De plus, les chercheurs doivent présenter leur projet au Conseil de recherches en sciences humaines (CRSH) avant d’avoir accès aux données et les résultats de leurs travaux devront faire l’objet d’un examen avant divulgation pour s’assurer que la confidentialité est respectée.
Déjà actif
Même si l’inauguration officielle du réseau canadien n’aura lieu qu’à l’automne, le centre montréalais a déjà entamé ses activités. Une séance intensive de formation sur les théories et les méthodes dans les études longitudinales, réunissant 25 étudiants, professeurs et chercheurs, s’est déroulée à la fin août.
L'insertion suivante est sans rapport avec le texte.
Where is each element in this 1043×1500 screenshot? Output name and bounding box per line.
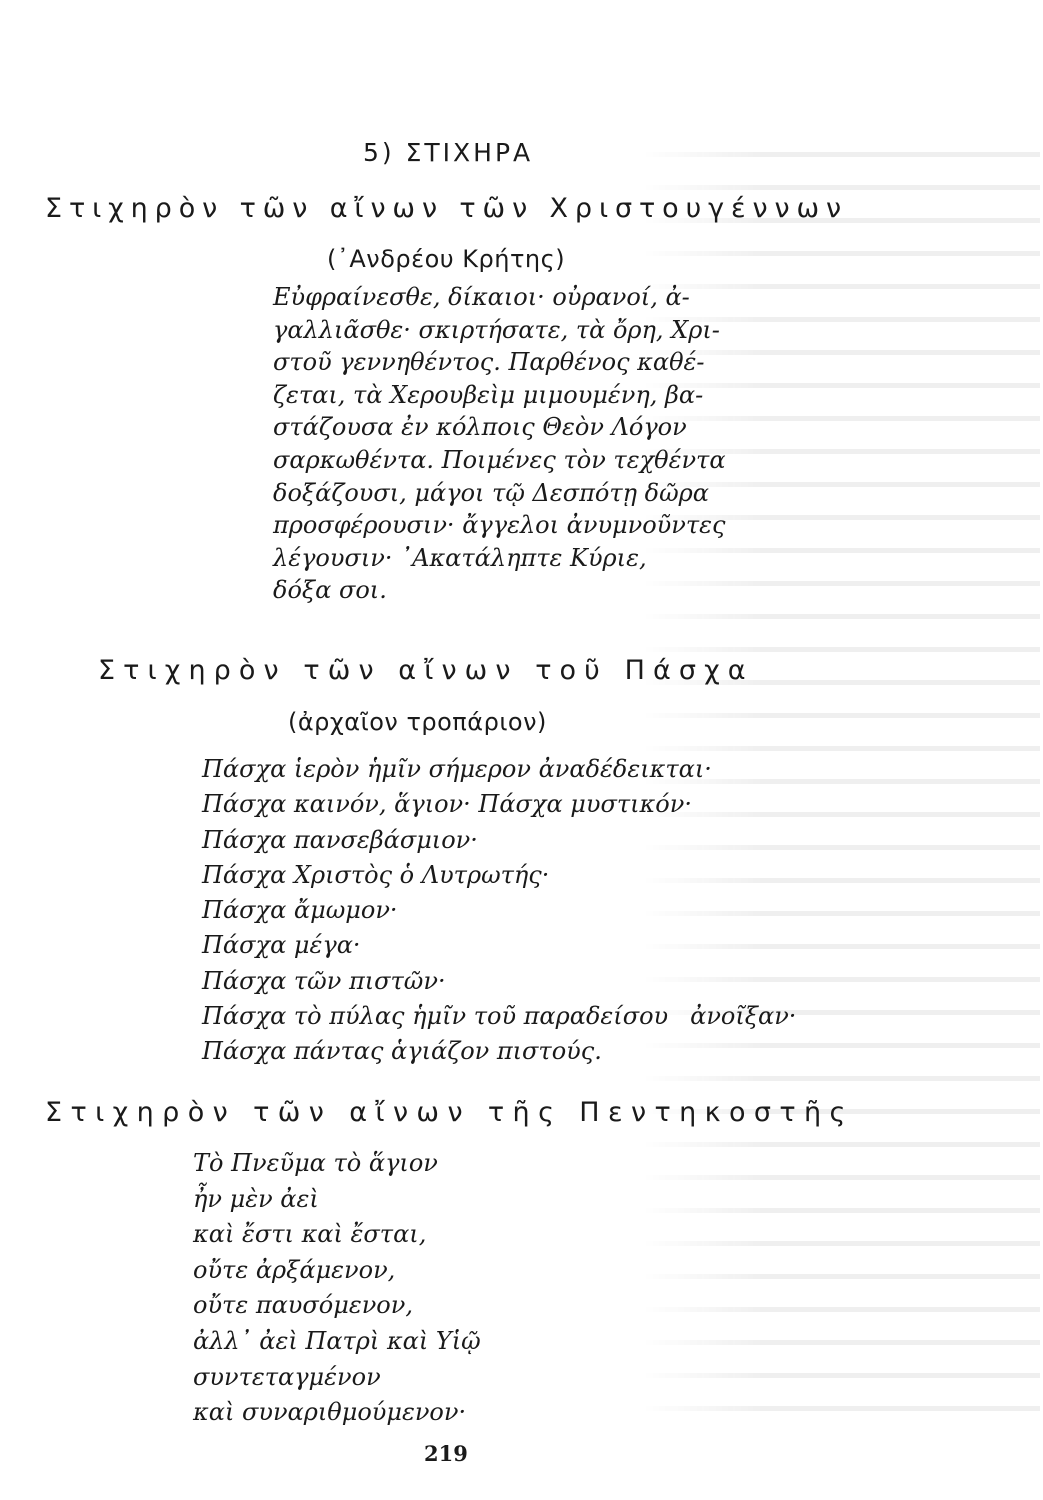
hymn-attribution-pascha: (ἀρχαῖον τροπάριον) [288, 708, 547, 736]
verse-line: Πάσχα ἱερὸν ἡμῖν σήμερον ἀναδέδεικται· [202, 755, 712, 783]
hymn-heading-pascha: Στιχηρὸν τῶν αἴνων τοῦ Πάσχα [98, 655, 754, 686]
verse-line: δόξα σοι. [273, 576, 387, 605]
hymn-heading-pentecost: Στιχηρὸν τῶν αἴνων τῆς Πεντηκοστῆς [45, 1097, 854, 1128]
verse-line: καὶ ἔστι καὶ ἔσται, [193, 1220, 427, 1249]
verse-line: προσφέρουσιν· ἄγγελοι ἀνυμνοῦντες [273, 511, 726, 540]
hymn-text-christmas [273, 281, 726, 607]
verse-line: στοῦ γεννηθέντος. Παρθένος καθέ- [273, 348, 705, 377]
verse-line: Πάσχα ἄμωμον· [202, 896, 398, 925]
verse-line: καὶ συναριθμούμενον· [193, 1398, 467, 1427]
verse-line: οὔτε παυσόμενον, [193, 1291, 413, 1320]
verse-line: δοξάζουσι, μάγοι τῷ Δεσπότῃ δῶρα [273, 478, 709, 507]
verse-line: Πάσχα μέγα· [202, 931, 361, 960]
verse-line: στάζουσα ἐν κόλποις Θεὸν Λόγον [273, 413, 687, 442]
section-title: 5) ΣΤΙΧΗΡΑ [363, 138, 534, 167]
verse-line: Εὐφραίνεσθε, δίκαιοι· οὐρανοί, ἀ- [273, 283, 690, 311]
verse-line-start: Πάσχα τὸ πύλας ἡμῖν τοῦ παραδείσου [202, 1002, 669, 1031]
verse-line: Πάσχα πανσεβάσμιον· [202, 825, 478, 854]
hymn-text-pascha [202, 753, 796, 1071]
hymn-attribution-christmas: (᾿Ανδρέου Κρήτης) [327, 245, 566, 273]
verse-line: οὔτε ἀρξάμενον, [193, 1255, 396, 1284]
hymn-text-pentecost [193, 1147, 481, 1432]
verse-line: ἦν μὲν ἀεὶ [193, 1184, 319, 1213]
page-number: 219 [424, 1441, 468, 1466]
verse-line: συντεταγμένον [193, 1362, 381, 1391]
verse-line: Τὸ Πνεῦμα τὸ ἅγιον [193, 1149, 438, 1177]
verse-line: σαρκωθέντα. Ποιμένες τὸν τεχθέντα [273, 445, 726, 474]
verse-line: γαλλιᾶσθε· σκιρτήσατε, τὰ ὄρη, Χρι- [273, 315, 720, 344]
verse-line: Πάσχα πάντας ἁγιάζον πιστούς. [202, 1037, 602, 1066]
verse-line: ζεται, τὰ Χερουβεὶμ μιμουμένη, βα- [273, 380, 704, 409]
verse-line [202, 1000, 796, 1035]
hymn-heading-christmas: Στιχηρὸν τῶν αἴνων τῶν Χριστουγέννων [45, 193, 848, 224]
verse-line: Πάσχα τῶν πιστῶν· [202, 966, 446, 995]
verse-line: Πάσχα καινόν, ἅγιον· Πάσχα μυστικόν· [202, 790, 692, 819]
verse-line: λέγουσιν· ᾿Ακατάληπτε Κύριε, [273, 543, 647, 572]
verse-line-end: ἀνοῖξαν· [690, 1002, 797, 1031]
verse-line: ἀλλ᾿ ἀεὶ Πατρὶ καὶ Υἱῷ [193, 1326, 481, 1355]
verse-line: Πάσχα Χριστὸς ὁ Λυτρωτής· [202, 860, 550, 889]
Cette école d’été, où toutes les activités étaient bilingues, a été lancée il y a trois ans par le Centre interuniversitaire d’études démographiques et le Centre d’études ethniques des universités montréalaises (nouvelle appellation du CEETUM).
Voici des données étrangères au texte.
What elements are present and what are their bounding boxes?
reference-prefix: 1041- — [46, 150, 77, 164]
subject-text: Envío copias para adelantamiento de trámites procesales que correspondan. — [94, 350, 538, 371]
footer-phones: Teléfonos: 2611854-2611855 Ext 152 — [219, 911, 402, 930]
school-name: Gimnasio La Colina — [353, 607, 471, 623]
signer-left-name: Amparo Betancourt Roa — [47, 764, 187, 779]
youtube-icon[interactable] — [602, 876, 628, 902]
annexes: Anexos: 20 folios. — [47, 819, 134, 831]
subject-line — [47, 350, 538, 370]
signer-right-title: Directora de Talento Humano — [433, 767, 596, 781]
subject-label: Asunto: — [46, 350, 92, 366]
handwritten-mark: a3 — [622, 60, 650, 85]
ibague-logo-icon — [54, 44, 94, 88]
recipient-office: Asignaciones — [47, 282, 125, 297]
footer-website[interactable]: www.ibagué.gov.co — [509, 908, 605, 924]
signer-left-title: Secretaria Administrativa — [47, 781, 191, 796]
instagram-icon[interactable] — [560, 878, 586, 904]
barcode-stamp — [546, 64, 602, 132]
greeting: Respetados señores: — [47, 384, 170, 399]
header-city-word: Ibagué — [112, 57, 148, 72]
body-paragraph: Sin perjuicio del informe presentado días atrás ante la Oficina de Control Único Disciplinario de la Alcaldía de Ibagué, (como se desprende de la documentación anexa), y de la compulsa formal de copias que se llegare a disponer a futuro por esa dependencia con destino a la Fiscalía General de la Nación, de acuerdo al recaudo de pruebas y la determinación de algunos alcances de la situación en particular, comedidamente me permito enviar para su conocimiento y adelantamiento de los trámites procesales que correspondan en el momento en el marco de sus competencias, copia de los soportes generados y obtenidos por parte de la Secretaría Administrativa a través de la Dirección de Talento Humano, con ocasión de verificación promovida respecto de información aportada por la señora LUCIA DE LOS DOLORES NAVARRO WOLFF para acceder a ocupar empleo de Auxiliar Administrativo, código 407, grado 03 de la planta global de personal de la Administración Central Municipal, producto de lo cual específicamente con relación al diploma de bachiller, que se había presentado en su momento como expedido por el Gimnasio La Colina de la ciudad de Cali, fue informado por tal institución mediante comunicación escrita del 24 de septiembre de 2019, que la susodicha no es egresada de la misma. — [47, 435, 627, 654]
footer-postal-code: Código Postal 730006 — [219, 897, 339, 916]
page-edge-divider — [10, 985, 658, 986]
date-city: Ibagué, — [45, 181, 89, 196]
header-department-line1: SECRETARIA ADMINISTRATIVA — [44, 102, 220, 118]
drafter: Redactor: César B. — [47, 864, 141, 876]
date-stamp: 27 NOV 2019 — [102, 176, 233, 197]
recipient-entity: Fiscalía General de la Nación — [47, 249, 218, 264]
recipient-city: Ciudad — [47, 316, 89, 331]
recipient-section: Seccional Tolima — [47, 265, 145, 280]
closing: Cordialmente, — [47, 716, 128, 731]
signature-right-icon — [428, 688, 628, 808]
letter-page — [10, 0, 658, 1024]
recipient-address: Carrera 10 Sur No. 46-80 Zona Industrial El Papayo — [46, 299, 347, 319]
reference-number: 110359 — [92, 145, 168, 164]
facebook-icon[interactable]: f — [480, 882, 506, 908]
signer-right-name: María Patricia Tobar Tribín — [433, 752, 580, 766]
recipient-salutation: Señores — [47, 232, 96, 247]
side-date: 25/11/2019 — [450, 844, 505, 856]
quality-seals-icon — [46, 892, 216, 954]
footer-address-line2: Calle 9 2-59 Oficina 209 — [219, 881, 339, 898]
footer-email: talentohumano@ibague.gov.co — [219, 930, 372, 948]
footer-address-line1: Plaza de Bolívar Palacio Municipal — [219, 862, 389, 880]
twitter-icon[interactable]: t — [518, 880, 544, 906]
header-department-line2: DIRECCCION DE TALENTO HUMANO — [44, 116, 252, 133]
À l’occasion de cette formation, le CIQSS recevait le conférencier Hans-Peter Blossfeld, un expert de renommée internationale en analyses relatives à l’évolution des familles en relation avec les transformations du marché du travail.
L’implantation du Centre interuniversitaire québécois de statistiques sociales a été rendue possible grâce à des subventions de la Fondation canadienne pour l’innovation, de Valorisation-recherche Québec et du CRSH et à un financement de démarrage assuré par l’Université de Montréal.